The deal with Mitsubishi and Mitsui, which included an agreement for sales from Browse, didn’t have any penalties attached for delays, Coleman said.
Shell believes that its floating LNG technology is “the fastest, most economic and the best technical solution available for Browse,” Ann Pickard, chair of the company’s Australian operations, said today in an e-mailed statement.
The Browse partners probably will opt to process the gas on a floating LNG vessel after determining that the proposal for a new processing hub on the coast isn’t viable, potentially leading to delays, Goldman Sachs Australia Pty’s Sydney-based analysts Mark Wiseman and Anthony Ta said in a February report.

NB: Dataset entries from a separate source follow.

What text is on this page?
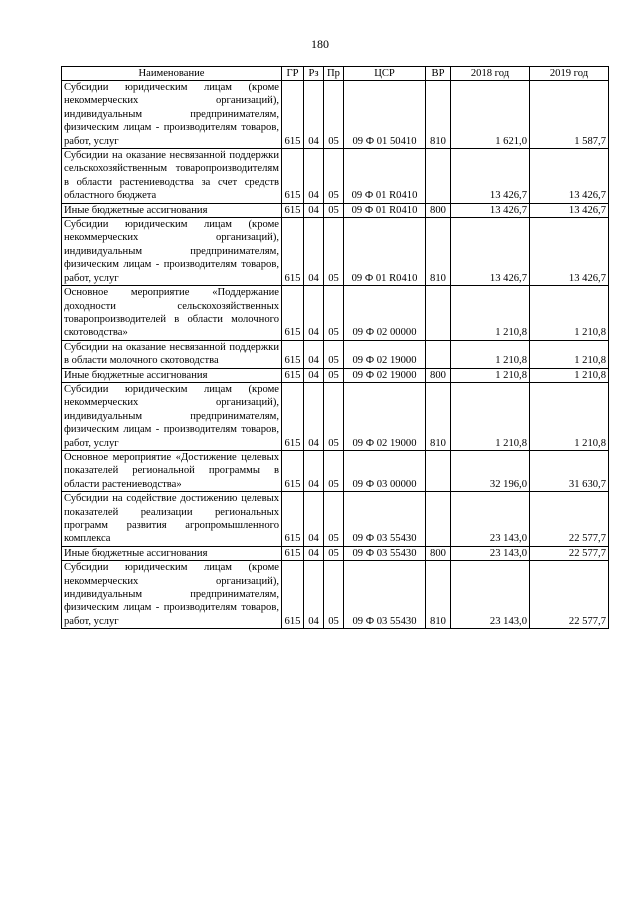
180
Наименование	ГР	Рз	Пр	ЦСР	ВР	2018 год	2019 год
Субсидии юридическим лицам (кроме некоммерческих организаций), индивидуальным предпринимателям, физическим лицам - производителям товаров, работ, услуг	615	04	05	09 Ф 01 50410	810	1 621,0	1 587,7
Субсидии на оказание несвязанной поддержки сельскохозяйственным товаропроизводителям в области растениеводства за счет средств областного бюджета	615	04	05	09 Ф 01 R0410		13 426,7	13 426,7
Иные бюджетные ассигнования	615	04	05	09 Ф 01 R0410	800	13 426,7	13 426,7
Субсидии юридическим лицам (кроме некоммерческих организаций), индивидуальным предпринимателям, физическим лицам - производителям товаров, работ, услуг	615	04	05	09 Ф 01 R0410	810	13 426,7	13 426,7
Основное мероприятие «Поддержание доходности сельскохозяйственных товаропроизводителей в области молочного скотоводства»	615	04	05	09 Ф 02 00000		1 210,8	1 210,8
Субсидии на оказание несвязанной поддержки в области молочного скотоводства	615	04	05	09 Ф 02 19000		1 210,8	1 210,8
Иные бюджетные ассигнования	615	04	05	09 Ф 02 19000	800	1 210,8	1 210,8
Субсидии юридическим лицам (кроме некоммерческих организаций), индивидуальным предпринимателям, физическим лицам - производителям товаров, работ, услуг	615	04	05	09 Ф 02 19000	810	1 210,8	1 210,8
Основное мероприятие «Достижение целевых показателей региональной программы в области растениеводства»	615	04	05	09 Ф 03 00000		32 196,0	31 630,7
Субсидии на содействие достижению целевых показателей реализации региональных программ развития агропромышленного комплекса	615	04	05	09 Ф 03 55430		23 143,0	22 577,7
Иные бюджетные ассигнования	615	04	05	09 Ф 03 55430	800	23 143,0	22 577,7
Субсидии юридическим лицам (кроме некоммерческих организаций), индивидуальным предпринимателям, физическим лицам - производителям товаров, работ, услуг	615	04	05	09 Ф 03 55430	810	23 143,0	22 577,7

“We’ve been looking at other options for a period of time, and those options aren’t anywhere near as mature,” Coleman said at a news conference. “If you can find an alternative technology path you are comfortable with, then we could be back to the same decision point as early as two years from now.”
Shell is developing the Prelude floating LNG venture off Australia, estimated this month to cost $12 billion by Deutsche Bank’s Melbourne-based analyst John Hirjee. Exxon Mobil Corp. and partner BHP plan to decide in 2014 or 2015 whether to build the Scarborough project off Western Australia, which would be the world’s biggest floating LNG development.
Developing the gas resource offshore isn’t in the best interests of the nation, Western Australia’s Premier Colin Barnett said today in an e-mailed statement.
“While I acknowledge that this was a commercial decision by Woodside and its joint venture partners, I am bitterly disappointed,” Barnett said in the statement.
Woodside estimated the project would have created as many as 8,000 jobs during construction and generated as much as A$50 billion in gross domestic product for the Australian economy.
Australia’s unemployment rate climbed in March to the highest level in more than three years, the statistics bureau said yesterday in Sydney. General Motors Co.’s Holden division this week announced further job-cut plans, saying it will trim about 500 jobs while citing the local dollar’s strength, and currency devaluations in competing markets.
Chevron said in December that the cost of its Gorgon LNG venture jumped 21 percent to A$52 billion on local currency gains and higher labor expenses. BG, operator of one of three LNG projects under construction in Queensland state, said last year the cost of its venture rose 36 percent to $20.4 billion because of increases in the local currency, rising labor and material costs and higher regulatory expenses.